I’ve been immersed in software development for over nine years now, seven of which predate the explosion of modern AI tools. Back then, “luxury” meant having well-wprn bookmarks to GitHub, StackOverflow, Reddit, and countless niche forums. Whenever I hit a wall I would:

  1. Search broadly for similar issues
  2. Piece together fragments of answers from different threads.
  3. Experiment until something worked (or broke spectacularly)

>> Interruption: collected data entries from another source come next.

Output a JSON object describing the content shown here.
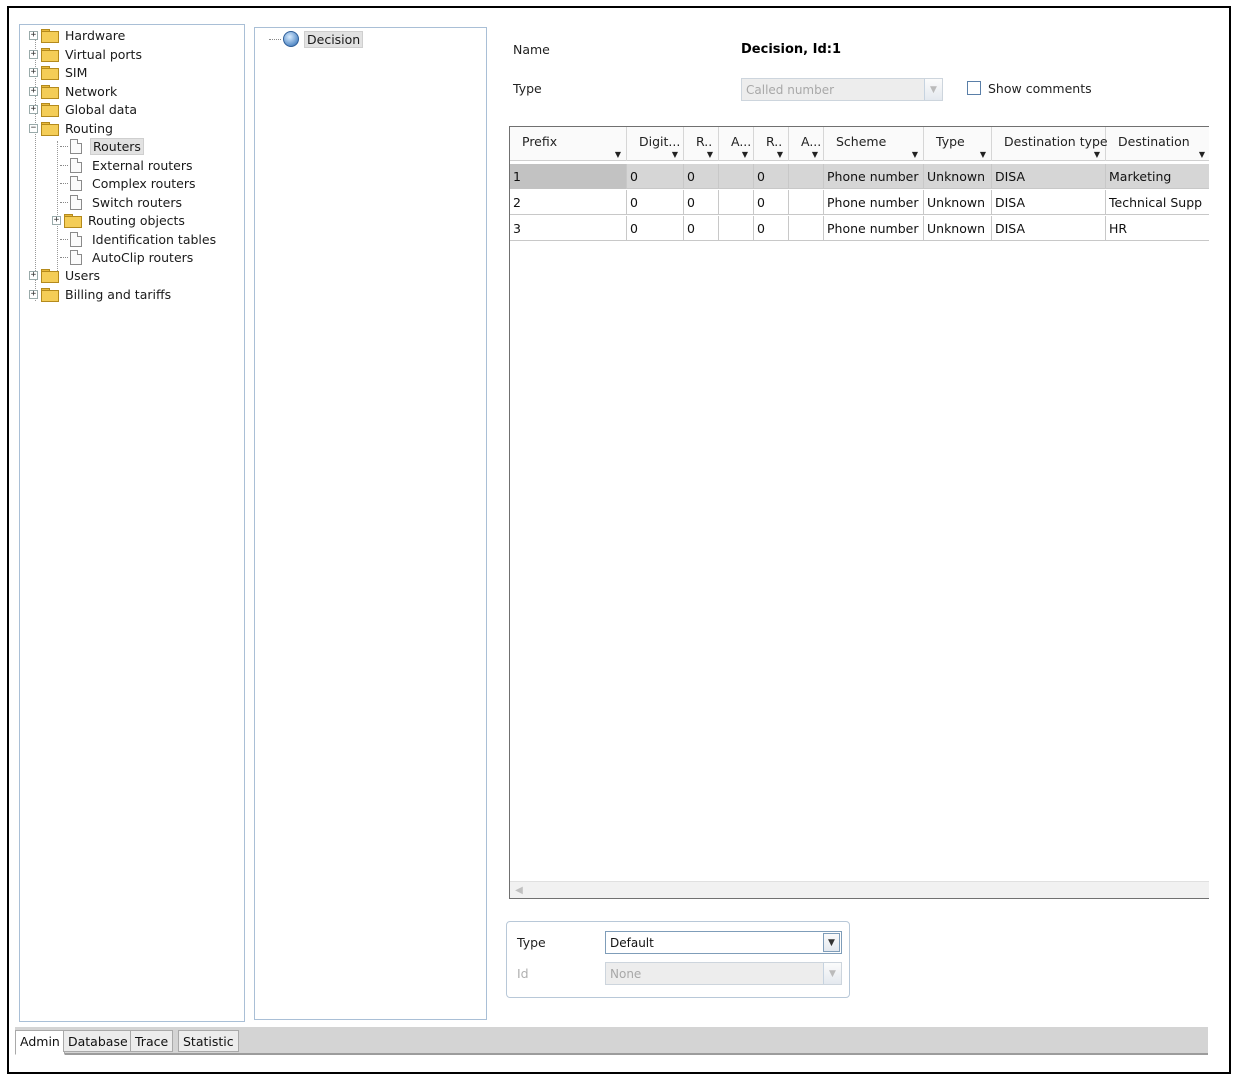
{
  "tree": {
    "items": [
      {
        "label": "Hardware",
        "type": "folder",
        "expander": "+"
      },
      {
        "label": "Virtual ports",
        "type": "folder",
        "expander": "+"
      },
      {
        "label": "SIM",
        "type": "folder",
        "expander": "+"
      },
      {
        "label": "Network",
        "type": "folder",
        "expander": "+"
      },
      {
        "label": "Global data",
        "type": "folder",
        "expander": "+"
      },
      {
        "label": "Routing",
        "type": "folder-open",
        "expander": "−"
      },
      {
        "label": "Routers",
        "type": "document",
        "selected": true
      },
      {
        "label": "External routers",
        "type": "document"
      },
      {
        "label": "Complex routers",
        "type": "document"
      },
      {
        "label": "Switch routers",
        "type": "document"
      },
      {
        "label": "Routing objects",
        "type": "folder",
        "expander": "+"
      },
      {
        "label": "Identification tables",
        "type": "document"
      },
      {
        "label": "AutoClip routers",
        "type": "document"
      },
      {
        "label": "Users",
        "type": "folder",
        "expander": "+"
      },
      {
        "label": "Billing and tariffs",
        "type": "folder",
        "expander": "+"
      }
    ]
  },
  "objects": {
    "items": [
      {
        "label": "Decision",
        "icon": "globe-icon"
      }
    ]
  },
  "details": {
    "name_label": "Name",
    "name_value": "Decision, Id:1",
    "type_label": "Type",
    "type_value": "Called number",
    "show_comments_label": "Show comments",
    "show_comments_checked": false
  },
  "grid": {
    "columns": [
      "Prefix",
      "Digit...",
      "R..",
      "A...",
      "R..",
      "A...",
      "Scheme",
      "Type",
      "Destination type",
      "Destination"
    ],
    "rows": [
      [
        "1",
        "0",
        "0",
        "",
        "0",
        "",
        "Phone number",
        "Unknown",
        "DISA",
        "Marketing"
      ],
      [
        "2",
        "0",
        "0",
        "",
        "0",
        "",
        "Phone number",
        "Unknown",
        "DISA",
        "Technical Supp"
      ],
      [
        "3",
        "0",
        "0",
        "",
        "0",
        "",
        "Phone number",
        "Unknown",
        "DISA",
        "HR"
      ]
    ],
    "selected_row": 0
  },
  "default_box": {
    "type_label": "Type",
    "type_value": "Default",
    "id_label": "Id",
    "id_value": "None"
  },
  "tabs": [
    {
      "label": "Admin",
      "active": true
    },
    {
      "label": "Database",
      "active": false
    },
    {
      "label": "Trace",
      "active": false
    },
    {
      "label": "Statistic",
      "active": false
    }
  ],
  "icons": {
    "expander": "plus-minus-box-icon",
    "folder": "folder-icon",
    "document": "document-icon",
    "globe": "globe-icon",
    "dropdown": "chevron-down-icon",
    "filter": "filter-arrow-icon",
    "scroll_left": "scroll-left-icon"
  },
  "colors": {
    "folder": "#f4cd57",
    "selected_row": "#d6d6d6",
    "panel_border": "#a9bfd6",
    "status_bar": "#d4d4d4"
  }
}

There was no AI autocomplete or instant code explanation, just your wits, determination and the willingness to embrace failure as part of the learning process.

The Rise of LLMs and “Vibe” Coding #

Fast-forwad to today: ChatGPT, Claude, Perplexity (among many others) have become staples in a “vibe coder’s” toolkit. I personally lean on AI daily to:

  • Offload repetitive tasks (e.g. boilerplaye code, docstrings)
  • Generate quick prototypes
  • Clarify tricky API usage with examples

When used thoughtfully these models can turbocharge productivity, letting you focus on architecture, algorithms and the “big picture” instead of rote implementation details.

Why AI isn’t going to replace us #

Yet despite all this promise, I regularly encounter beginner programmers convinced that:

AI will take over software engineering, so why bother learning to code?

I get it, YouTube titles and alarmist blog posts make AI sound like a replacement rather than a tool. In community forums, I’ll often see questions like:

  • “Should I even study CS anymore if AI can write my code?”
  • “I’m scared to learn programming because AI will make me obsolete.”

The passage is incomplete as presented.